Seifenchristbaum  <Dezember 2005>                                              http://seifenchristbaum.naturseife.com

Was passiert, wenn mitternächtliche Geistesblitze am nächsten Tag  - und all den zähen Tagen danach -  mit der Realität zusammentreffen - dieser interessanten Frage wollen wir hier heute Abend gemeinsam nachgehen. Begonnen hat es bereits im September nach etlichen Runden Grün- und Kräutertee, spätnachts - da war er plötzlich da, der Gedanke einen Baum komplett mit selbstfabizierten Seifchens zu schmücken - einfach so, weil es das bisher noch nie gegeben hat (oder wir es bloß noch nicht gesehen haben, wer weiß?). 

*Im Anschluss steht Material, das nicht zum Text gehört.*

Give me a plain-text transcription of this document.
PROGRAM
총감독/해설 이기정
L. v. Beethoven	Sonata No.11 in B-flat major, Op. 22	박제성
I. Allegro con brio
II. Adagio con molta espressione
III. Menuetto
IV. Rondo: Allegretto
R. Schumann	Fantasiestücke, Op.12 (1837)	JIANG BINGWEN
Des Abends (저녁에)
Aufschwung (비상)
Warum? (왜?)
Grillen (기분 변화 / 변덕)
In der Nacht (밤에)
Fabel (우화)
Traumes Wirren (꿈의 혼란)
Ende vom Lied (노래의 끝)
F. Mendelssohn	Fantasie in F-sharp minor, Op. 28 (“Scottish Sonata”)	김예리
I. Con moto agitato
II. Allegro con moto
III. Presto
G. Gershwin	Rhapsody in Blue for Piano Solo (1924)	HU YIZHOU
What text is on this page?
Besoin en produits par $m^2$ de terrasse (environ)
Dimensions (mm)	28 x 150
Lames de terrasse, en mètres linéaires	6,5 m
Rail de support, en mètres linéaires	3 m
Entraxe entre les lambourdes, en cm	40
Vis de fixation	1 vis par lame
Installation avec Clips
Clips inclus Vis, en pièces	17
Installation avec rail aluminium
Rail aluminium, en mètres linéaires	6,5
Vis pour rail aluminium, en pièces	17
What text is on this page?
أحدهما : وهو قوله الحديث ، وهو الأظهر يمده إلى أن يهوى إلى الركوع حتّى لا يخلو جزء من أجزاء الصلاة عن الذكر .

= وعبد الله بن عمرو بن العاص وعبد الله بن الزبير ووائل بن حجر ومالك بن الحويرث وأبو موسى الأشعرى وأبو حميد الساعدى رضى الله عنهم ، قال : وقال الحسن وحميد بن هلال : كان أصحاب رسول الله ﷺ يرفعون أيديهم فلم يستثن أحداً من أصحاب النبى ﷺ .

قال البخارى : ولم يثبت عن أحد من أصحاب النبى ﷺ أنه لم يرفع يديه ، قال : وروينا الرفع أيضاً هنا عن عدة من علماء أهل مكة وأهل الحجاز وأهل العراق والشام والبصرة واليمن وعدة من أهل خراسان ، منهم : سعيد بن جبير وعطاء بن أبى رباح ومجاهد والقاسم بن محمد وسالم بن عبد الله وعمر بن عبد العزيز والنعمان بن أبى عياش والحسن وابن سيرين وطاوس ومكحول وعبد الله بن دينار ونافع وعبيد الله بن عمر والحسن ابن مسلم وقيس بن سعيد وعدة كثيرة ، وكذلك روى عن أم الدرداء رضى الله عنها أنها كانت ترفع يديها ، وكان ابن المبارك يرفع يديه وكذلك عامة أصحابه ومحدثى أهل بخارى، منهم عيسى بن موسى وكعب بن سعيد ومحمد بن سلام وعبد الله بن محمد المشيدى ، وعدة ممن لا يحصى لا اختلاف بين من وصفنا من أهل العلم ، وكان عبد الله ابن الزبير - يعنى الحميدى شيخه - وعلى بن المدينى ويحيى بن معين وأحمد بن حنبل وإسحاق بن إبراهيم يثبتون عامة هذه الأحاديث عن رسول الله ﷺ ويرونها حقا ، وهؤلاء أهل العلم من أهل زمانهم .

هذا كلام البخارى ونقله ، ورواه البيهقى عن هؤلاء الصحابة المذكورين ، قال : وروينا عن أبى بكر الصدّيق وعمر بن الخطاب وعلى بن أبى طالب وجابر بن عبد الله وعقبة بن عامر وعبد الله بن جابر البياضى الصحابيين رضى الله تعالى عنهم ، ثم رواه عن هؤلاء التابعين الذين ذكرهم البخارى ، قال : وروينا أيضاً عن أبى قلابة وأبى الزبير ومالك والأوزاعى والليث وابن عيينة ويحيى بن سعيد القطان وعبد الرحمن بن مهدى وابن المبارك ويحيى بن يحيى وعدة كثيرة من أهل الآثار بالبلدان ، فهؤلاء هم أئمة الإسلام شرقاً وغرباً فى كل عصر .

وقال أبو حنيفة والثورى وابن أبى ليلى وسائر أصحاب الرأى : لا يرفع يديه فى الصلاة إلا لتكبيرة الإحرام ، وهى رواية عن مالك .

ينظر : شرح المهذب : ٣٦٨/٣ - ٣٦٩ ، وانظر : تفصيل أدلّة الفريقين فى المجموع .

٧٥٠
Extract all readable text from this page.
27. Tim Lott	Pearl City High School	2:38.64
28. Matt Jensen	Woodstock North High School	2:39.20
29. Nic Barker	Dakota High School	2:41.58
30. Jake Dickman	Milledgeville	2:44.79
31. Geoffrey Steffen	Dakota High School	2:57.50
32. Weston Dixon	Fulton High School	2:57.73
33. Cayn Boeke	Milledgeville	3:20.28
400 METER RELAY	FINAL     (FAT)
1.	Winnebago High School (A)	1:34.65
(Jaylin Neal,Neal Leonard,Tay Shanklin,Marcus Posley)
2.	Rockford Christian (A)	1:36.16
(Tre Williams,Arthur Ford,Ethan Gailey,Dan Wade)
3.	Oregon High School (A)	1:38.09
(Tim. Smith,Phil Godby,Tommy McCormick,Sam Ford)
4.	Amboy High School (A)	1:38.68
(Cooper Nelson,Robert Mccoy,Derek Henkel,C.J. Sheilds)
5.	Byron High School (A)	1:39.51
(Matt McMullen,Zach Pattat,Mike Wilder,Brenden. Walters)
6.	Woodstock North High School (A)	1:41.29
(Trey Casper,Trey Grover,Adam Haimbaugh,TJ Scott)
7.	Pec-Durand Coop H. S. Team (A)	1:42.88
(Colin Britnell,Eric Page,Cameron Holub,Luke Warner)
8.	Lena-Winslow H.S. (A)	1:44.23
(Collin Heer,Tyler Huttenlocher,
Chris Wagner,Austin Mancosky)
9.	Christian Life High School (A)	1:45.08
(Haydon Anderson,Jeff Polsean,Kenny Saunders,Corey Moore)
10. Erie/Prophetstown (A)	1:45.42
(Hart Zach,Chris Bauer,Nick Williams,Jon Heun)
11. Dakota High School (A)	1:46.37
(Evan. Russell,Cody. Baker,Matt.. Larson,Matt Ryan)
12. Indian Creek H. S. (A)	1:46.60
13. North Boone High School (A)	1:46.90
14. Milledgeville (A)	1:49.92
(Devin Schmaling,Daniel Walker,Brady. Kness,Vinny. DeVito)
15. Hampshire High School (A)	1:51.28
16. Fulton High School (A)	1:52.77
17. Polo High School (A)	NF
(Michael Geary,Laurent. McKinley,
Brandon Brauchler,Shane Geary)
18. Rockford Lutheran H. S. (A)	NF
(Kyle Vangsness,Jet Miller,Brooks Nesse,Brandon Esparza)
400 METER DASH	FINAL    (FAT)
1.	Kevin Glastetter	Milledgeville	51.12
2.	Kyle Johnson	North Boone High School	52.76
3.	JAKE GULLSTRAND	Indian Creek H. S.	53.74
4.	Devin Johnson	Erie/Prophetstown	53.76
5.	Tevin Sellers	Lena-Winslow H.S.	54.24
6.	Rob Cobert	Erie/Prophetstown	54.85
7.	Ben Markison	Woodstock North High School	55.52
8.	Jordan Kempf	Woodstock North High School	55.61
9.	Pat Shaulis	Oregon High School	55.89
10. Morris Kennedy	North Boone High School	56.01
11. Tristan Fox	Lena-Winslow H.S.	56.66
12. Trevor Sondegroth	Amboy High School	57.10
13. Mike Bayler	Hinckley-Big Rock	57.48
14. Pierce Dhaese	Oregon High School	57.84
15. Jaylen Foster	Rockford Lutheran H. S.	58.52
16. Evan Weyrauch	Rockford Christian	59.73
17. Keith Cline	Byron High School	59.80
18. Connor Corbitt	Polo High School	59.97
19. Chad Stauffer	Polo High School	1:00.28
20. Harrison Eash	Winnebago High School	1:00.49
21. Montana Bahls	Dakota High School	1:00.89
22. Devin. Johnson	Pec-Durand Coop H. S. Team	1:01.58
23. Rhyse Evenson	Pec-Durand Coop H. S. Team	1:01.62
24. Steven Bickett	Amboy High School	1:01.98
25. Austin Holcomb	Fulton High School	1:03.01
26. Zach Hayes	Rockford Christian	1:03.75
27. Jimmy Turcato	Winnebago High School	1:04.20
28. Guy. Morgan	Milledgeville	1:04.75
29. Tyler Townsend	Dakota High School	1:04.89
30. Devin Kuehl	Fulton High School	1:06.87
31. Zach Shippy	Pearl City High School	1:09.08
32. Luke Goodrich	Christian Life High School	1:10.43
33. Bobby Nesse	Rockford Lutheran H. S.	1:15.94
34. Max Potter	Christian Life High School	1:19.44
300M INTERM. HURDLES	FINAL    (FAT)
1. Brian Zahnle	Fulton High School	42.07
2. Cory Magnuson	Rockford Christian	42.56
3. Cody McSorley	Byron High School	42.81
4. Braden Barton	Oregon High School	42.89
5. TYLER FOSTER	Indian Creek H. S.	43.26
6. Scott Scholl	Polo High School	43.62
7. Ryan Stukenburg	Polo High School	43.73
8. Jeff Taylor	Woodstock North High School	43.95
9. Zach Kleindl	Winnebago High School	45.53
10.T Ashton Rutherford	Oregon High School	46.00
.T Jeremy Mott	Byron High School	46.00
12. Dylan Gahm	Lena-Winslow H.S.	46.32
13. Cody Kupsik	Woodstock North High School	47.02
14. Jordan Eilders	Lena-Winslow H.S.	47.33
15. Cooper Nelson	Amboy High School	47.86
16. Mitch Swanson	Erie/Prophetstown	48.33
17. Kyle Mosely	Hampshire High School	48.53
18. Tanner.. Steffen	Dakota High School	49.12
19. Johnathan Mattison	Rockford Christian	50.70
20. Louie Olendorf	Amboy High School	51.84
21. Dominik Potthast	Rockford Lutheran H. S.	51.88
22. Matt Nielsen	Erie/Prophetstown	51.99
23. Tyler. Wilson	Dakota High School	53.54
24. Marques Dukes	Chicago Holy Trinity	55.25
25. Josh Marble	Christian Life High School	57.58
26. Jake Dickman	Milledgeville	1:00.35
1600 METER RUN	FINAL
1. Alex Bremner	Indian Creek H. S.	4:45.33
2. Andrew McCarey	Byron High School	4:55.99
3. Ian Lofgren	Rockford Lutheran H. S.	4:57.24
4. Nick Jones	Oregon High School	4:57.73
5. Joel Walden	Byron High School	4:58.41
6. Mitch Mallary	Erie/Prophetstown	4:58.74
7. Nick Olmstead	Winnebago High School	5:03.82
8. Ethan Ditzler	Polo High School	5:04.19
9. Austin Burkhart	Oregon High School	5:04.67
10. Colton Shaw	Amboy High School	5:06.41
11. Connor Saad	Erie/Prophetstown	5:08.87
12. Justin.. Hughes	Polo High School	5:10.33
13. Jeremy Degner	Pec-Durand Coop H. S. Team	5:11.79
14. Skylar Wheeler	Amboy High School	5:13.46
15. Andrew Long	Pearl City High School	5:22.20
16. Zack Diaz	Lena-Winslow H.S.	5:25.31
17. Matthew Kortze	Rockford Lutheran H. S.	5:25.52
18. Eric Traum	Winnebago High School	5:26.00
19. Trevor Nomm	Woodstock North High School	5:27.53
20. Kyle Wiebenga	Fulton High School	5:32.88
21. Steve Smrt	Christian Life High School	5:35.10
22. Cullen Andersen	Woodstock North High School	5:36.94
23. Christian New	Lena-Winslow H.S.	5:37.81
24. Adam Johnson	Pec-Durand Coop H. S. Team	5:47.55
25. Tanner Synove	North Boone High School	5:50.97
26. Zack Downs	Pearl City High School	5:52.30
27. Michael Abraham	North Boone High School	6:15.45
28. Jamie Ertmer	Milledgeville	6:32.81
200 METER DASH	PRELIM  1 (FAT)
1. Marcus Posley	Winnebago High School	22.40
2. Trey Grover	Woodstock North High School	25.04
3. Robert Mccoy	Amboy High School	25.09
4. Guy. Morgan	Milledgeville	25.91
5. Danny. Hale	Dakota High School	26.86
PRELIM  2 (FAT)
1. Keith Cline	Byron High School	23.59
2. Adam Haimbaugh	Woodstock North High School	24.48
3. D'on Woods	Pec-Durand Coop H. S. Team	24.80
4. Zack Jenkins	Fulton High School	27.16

Am Anfang sah es recht unkomplizert aus - im Forum fanden wir jede Menge Mitsiederinnen, und auch LichtInsDunkel war von der Idee so eines versteigerungstauglichen Objektes  durchaus angetan. Fröhlich begannen wir also, nach einem passenden Aufstellungsort für den Baum zu fahnden (mein Gästezimmer war ziemlich rasch aus dem Rennen wegen mangelndem Publikumsverkehr) - mit größtmöglichem Optimismus wollten wir hoch hinaus und peilten gleich mal Wiens Rathaus an - der jährliche Adventzauber könnte doch auch einem höheren Zweck - also unserem Seifenchristbaum - dienen, oder ? 

Um es gleich zu sagen: wir stießen beim den Zuständigen im Rathaus auf viel Entgegenkommen und Verständnis - allerdings gepaart mit einer schmerzhaften Dosis Realismus: der Baum würde von Souvenirjägern behelligt werden gab man uns zu bedenken.... eine seifensiederliche Leibwache für den Baum war aus organisatorischen Gründen ebenfalls nicht im Rahmen des Möglichen da die meisten Siederinnen in Deutschland leben also machten wir eine Kehrtwende, weg von den Menschenmassen, hin zur abgeschirmten Exklusivität eines -  Fernsehstudios. Dachten wir uns jedenfalls. Ein Email ging raus, dann noch eines. Nichts. Keine Reaktion außer dem üblichen Brief vom GIS (das sind die netten Leute die regelmäßig die Fernseh- und Rundfunkgebühren kassieren). Eine der beherzteren Siederinnen griff zum Telefon. Gespräche werden geführt, Zuständige sind da oder auch nicht - und unterm Strich kommen wir kein Stück weiter, dafür flattert ein Tag nach dem anderen vom Abreißkalender meiner Kinder und plötzlich beginnt der Dezember.  Während sich die letzten Seifen aus Deutschland noch am Postweg befinden kommen wir langsam aber sicher in Zugzwang. 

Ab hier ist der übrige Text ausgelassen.